Depuis son arrivée au pouvoir en 2014, le Bharatiya Janata Party (BJP) a encouragé la promotion des valeurs nationalistes hindoues, y compris la protection des vaches sacrées. Sous prétexte de religion, des miliciens autoproclamés s’en prennent aux éleveurs de bétail, qui sont pour la plupart issus des communautés minoritaires musulmanes, dalits (« intouchables ») ou tribales.
Alors que les Indiens se rendent actuellement aux urnes pour des législatives, la polarisation de la société s’illustre notamment autour d’un thème : la vache sacrée. Pour beaucoup d’Indiens, et surtout les hindous qui constituent la majorité, la vache est un symbole de pureté, d’abondance et de divinité. Pourtant, sous cette image se cache une autre réalité.

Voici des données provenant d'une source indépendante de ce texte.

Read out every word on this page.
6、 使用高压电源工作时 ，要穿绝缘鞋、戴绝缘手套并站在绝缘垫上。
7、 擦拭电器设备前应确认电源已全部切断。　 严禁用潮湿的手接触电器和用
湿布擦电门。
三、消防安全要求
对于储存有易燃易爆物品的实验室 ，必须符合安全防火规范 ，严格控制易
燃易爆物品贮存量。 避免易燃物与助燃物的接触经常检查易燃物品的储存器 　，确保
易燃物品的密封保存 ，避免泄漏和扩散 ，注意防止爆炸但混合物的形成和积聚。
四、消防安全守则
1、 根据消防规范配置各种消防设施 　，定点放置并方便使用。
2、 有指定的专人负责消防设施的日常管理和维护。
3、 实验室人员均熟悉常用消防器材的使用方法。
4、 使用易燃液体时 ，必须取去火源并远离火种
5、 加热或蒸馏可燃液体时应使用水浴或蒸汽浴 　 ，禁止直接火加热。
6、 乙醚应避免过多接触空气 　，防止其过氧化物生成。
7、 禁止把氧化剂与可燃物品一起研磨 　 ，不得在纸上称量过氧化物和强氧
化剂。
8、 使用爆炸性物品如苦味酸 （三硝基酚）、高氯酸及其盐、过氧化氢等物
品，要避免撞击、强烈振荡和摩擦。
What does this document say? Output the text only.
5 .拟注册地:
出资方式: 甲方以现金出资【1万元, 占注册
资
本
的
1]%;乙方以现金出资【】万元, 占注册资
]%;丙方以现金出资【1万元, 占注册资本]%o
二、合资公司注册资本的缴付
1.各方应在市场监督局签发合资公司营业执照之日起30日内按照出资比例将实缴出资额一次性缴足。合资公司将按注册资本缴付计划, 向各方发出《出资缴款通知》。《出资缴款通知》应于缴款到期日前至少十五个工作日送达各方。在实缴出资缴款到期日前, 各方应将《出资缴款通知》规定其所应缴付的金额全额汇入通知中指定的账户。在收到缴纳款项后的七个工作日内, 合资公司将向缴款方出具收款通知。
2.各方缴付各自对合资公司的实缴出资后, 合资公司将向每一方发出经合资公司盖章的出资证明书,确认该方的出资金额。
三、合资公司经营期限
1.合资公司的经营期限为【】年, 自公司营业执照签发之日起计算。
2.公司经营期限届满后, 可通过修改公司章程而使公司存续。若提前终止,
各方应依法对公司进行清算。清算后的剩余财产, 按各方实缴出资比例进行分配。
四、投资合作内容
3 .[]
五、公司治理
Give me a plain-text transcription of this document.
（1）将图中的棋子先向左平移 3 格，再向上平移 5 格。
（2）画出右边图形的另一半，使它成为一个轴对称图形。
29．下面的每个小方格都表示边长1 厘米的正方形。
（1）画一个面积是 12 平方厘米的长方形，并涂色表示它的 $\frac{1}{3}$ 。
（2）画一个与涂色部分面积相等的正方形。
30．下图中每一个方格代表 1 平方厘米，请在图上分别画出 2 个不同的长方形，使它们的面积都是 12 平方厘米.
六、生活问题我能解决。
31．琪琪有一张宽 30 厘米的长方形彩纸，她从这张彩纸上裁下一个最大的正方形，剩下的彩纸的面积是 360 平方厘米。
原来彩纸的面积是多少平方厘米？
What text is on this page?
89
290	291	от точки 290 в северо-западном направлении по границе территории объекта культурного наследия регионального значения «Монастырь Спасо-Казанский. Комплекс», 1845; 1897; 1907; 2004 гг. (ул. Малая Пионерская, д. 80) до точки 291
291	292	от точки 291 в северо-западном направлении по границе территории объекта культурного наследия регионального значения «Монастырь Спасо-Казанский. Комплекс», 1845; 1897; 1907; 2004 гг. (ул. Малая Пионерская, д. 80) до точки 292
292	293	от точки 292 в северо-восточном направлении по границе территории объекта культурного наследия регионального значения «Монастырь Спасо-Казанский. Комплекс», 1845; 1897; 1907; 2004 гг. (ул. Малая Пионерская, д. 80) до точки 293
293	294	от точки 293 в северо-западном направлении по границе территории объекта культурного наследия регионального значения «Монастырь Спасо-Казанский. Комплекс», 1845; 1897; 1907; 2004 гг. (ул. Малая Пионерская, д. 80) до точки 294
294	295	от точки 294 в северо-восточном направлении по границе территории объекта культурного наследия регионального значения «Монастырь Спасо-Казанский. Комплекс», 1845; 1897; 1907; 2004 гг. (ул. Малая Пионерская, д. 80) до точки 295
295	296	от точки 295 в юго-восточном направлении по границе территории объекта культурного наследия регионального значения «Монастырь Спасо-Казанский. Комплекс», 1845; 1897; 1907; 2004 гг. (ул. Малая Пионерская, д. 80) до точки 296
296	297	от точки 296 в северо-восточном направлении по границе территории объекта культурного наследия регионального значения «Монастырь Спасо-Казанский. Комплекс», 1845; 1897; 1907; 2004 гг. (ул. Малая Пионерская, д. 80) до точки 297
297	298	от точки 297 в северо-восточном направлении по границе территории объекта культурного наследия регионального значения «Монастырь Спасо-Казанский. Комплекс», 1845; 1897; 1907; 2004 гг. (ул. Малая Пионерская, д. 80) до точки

Depuis son arrivée au pouvoir en 2014, le Bharatiya Janata Party (BJP), dirigé par le Premier ministre Narendra Modi, a joué un rôle central dans l’élaboration du discours sur la vache et sa protection. S’appuyant sur les sentiments de la majorité hindoue, le BJP a défendu la cause de gau raksha (NDLR protection de la vache), se présentant comme le gardien des valeurs et des traditions hindoues.
En faisant de la protection des vaches un enjeu politique, le BJP cherche à polariser la société indienne et à mobiliser sa base électorale majoritairement hindoue, explique le Dr Subir Sinha, de l’École des études orientales et africaines (SOAS) à Londres. « En mentionnant simplement ceux qui tuent ou mangent des vaches, comme Modi et son parti l’ont souvent fait, ils cherchaient à consolider le soutien de la majorité derrière eux, car implicitement, ceux qui mangeaient ou tuaient des vaches étaient considérés comme musulmans, explique l’universitaire. Il n’est donc pas nécessaire d’utiliser le mot « musulman », il suffit d’utiliser le mot « vache » pour signaler l’altérité et, d’une certaine manière, la « bassesse » du musulman de ce point de vue ».
Les lois sur la protection des vaches renforcées
La protection des vaches n’est pas une nouveauté, et l’interdiction de consommer de la viande bovine est en vigueur dans une grande partie de l’Inde depuis l’indépendance du pays en 1947. Le Mahatma Gandhi, l’emblématique leader indien du XXème siècle, considérait l’abattage des vaches comme un acte odieux. Cependant, même pour Gandhi, les lois ne devraient pas être fondées sur la religion.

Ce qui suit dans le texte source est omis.